Türk halkı Kerbalayı, “yezit in” günümüzdeki
müritlerinden, Dersim’i Seyit Rıza’nın izinden gidenlerden daha iyi bilir. Ama
bu halk Sivas-Çorum-Maraş- Madımak katliamlarını da bilir. O
katliamcıların avukatlığını yapanların da bugün iktidarda olan ve “Dersim
modern bir Kerbeladır” diyenlerin saflarında olduğunu da bilir. "Cem
evi cümbüş evi" diyenlerin, "mum söndü yapıyorlar"
diye iftira edenlerin, "sapık
mezhep" diye aşağılayanların amacı bellidir. Aleviler
üzerinden cumhuriyetin kurucularına ve devrimlere saldırmaktır. Ne var ki
Aleviler bu güne değin bu kirli oyuna gelmiyorlar/gelmeyecekler.
Aleviler üzerinden
Mustafa Kemal Atatürk’e saldıran bu soysuzlar, dün Harra'da hunharca öldürülen
binlerce insanın, Talkan ve Curcan'da 80 bin Türk'ün kafasını kesip ağaçlarda
sallandıran, kadınlarını ve çocuklarını köle-cariye pazarlarında satanların
sorumlusu, Ortadoğu’yu kan gölüne çeviren IŞID çetesinin hamisidirler.
Onların;
Seyit
Rıza'nın, oğlunu öldürdükleri zannıyla koca bir köyü yakıp yıktığını, Sadoğlu
aşiretinin kadın-erkek demeden, yaşlı-bebe demeden bütün köy sakinlerini
hayvanlarına varana kadar öldürdüğünü, hızını alamayıp mezarlıktaki ölülere
bile saldırdığını ve mezarları yerle bir ettiğini görmezden gelmeleri,
Yine
Seyit Rıza'nın 1927'lerde "Kürt gençlerine hitabe” sinde, ağzından
salyalar akıtarak "intikam! İntikam!"
diye ulurken kimden “intikamı” alacağından, 1937 nevruzunda isyana kalkışan,
telgraf tellerini kesip, köprüyü yaktıktan sonra karakol basıp 33 askeri katletmelerinden
hiç söz etmemeleri,
Siyasal
ahlak yoksunluğunun yanı sıra, dünya halklarına kan kusturan, Suriye’yi,
Irak’ı, kan deryasına çeviren emperyalistlerle birlikte ve emperyalistlerin
himayesi altında kendi ulusuna, kendi topraklarına, kendi tarihlerine
ihanetteki pervasızlıklarının göstergesidir.

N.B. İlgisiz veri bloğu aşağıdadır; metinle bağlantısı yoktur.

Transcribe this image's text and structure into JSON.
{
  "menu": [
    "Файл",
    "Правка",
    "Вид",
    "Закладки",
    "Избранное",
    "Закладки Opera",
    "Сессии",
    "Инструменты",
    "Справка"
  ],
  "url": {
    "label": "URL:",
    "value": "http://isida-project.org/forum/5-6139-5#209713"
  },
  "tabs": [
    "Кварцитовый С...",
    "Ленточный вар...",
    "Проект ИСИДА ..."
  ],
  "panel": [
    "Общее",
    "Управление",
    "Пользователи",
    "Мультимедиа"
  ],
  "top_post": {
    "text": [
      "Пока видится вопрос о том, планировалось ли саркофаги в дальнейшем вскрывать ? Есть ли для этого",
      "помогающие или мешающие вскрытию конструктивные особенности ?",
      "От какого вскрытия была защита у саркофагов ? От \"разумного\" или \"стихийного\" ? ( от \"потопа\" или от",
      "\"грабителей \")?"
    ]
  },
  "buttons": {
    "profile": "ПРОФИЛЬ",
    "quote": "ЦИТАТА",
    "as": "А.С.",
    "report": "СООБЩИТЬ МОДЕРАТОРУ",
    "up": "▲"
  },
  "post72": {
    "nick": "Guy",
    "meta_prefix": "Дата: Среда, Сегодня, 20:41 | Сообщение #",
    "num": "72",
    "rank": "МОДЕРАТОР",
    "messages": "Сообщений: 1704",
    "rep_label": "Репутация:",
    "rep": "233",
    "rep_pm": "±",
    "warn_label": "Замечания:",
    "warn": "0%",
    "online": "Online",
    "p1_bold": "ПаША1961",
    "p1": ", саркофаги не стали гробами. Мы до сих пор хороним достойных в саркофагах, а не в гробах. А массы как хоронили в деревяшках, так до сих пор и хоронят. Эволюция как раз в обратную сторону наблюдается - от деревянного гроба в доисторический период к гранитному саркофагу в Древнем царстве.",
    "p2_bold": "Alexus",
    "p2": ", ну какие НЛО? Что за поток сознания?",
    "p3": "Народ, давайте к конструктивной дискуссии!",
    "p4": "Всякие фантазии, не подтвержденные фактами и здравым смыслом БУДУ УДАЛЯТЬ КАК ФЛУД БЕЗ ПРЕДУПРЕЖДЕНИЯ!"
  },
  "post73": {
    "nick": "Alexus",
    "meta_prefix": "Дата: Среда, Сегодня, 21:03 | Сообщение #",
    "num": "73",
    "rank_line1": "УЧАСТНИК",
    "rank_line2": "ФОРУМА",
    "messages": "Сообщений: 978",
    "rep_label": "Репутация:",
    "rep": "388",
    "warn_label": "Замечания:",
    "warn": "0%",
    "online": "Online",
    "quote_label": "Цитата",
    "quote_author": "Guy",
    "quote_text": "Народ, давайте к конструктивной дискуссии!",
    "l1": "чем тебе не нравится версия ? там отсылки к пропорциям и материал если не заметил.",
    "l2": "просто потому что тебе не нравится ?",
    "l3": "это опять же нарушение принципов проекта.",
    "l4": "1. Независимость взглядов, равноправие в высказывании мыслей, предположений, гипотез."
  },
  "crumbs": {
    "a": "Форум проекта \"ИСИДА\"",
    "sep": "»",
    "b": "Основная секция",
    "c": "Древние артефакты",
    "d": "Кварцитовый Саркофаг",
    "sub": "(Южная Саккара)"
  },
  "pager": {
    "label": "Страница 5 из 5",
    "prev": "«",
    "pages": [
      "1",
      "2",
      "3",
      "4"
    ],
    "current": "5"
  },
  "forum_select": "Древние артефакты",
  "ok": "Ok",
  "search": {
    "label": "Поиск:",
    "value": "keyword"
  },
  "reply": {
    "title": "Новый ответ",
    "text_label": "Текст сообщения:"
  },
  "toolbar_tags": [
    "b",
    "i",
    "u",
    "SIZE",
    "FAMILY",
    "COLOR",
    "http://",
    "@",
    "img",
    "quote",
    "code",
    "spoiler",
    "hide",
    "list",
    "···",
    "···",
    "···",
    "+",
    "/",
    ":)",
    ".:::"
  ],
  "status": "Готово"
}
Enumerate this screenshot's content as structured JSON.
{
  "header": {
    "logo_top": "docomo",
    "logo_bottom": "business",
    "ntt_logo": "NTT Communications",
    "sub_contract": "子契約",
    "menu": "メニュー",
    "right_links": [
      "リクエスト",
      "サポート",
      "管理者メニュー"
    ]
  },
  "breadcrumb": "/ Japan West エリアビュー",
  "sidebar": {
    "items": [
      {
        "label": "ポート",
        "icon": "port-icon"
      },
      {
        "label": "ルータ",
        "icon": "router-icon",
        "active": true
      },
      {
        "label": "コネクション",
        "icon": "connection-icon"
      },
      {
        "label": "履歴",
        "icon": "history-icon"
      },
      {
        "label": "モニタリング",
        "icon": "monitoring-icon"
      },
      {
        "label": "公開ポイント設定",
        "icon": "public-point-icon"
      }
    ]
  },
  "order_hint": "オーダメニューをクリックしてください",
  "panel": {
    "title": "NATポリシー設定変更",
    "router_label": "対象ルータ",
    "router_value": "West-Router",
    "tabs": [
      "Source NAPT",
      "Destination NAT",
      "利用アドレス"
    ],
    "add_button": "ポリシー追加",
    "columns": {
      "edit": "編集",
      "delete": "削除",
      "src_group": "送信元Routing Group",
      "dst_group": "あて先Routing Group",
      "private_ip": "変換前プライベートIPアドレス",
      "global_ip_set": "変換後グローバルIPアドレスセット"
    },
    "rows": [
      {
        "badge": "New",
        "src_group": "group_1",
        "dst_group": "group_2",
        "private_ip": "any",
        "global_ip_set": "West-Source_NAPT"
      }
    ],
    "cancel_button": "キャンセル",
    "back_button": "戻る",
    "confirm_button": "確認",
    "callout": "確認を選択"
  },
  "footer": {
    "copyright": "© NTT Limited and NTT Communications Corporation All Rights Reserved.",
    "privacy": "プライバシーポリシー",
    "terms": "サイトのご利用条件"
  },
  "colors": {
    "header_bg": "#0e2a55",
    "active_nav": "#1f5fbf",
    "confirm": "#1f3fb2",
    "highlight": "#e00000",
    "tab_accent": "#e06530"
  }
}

Ne yaparlarsa yapsınlar amaçlarına
ulaşamayacaklar. Çünkü bizler
Emperyalizme başkaldırmayı, yurdu ite uğursuza yem etmeme ülküsünü Mustafa
Kemal Atatürk’ten öğrendik. En kısa zamanda da gereğini yerine getirmekte bir
an bile duraksamayacağımız bilinmelidir.
Mahmut
ÖZYÜREK
(*Mülcem;
661 yılında Hz. Ali'yi
zehirli kılıcıyla öldüren harici. Tam adı Abdurrahman İbn-i Mülcem'dir. Bu adam
zavallı bir tetikçidir. Ali'nin yanına ulaşana kadar çok susamıştır. Ali ise
zehir henüz etkisini göstermeden "bu adama su verin", "eğer
ölürsem, bu adamı doğramayın, sadece bana açtığı yaranın aynısından açın"
demiştir. Ancak Ali vefat edince tek hamlede kellesi uçurulmuştur.)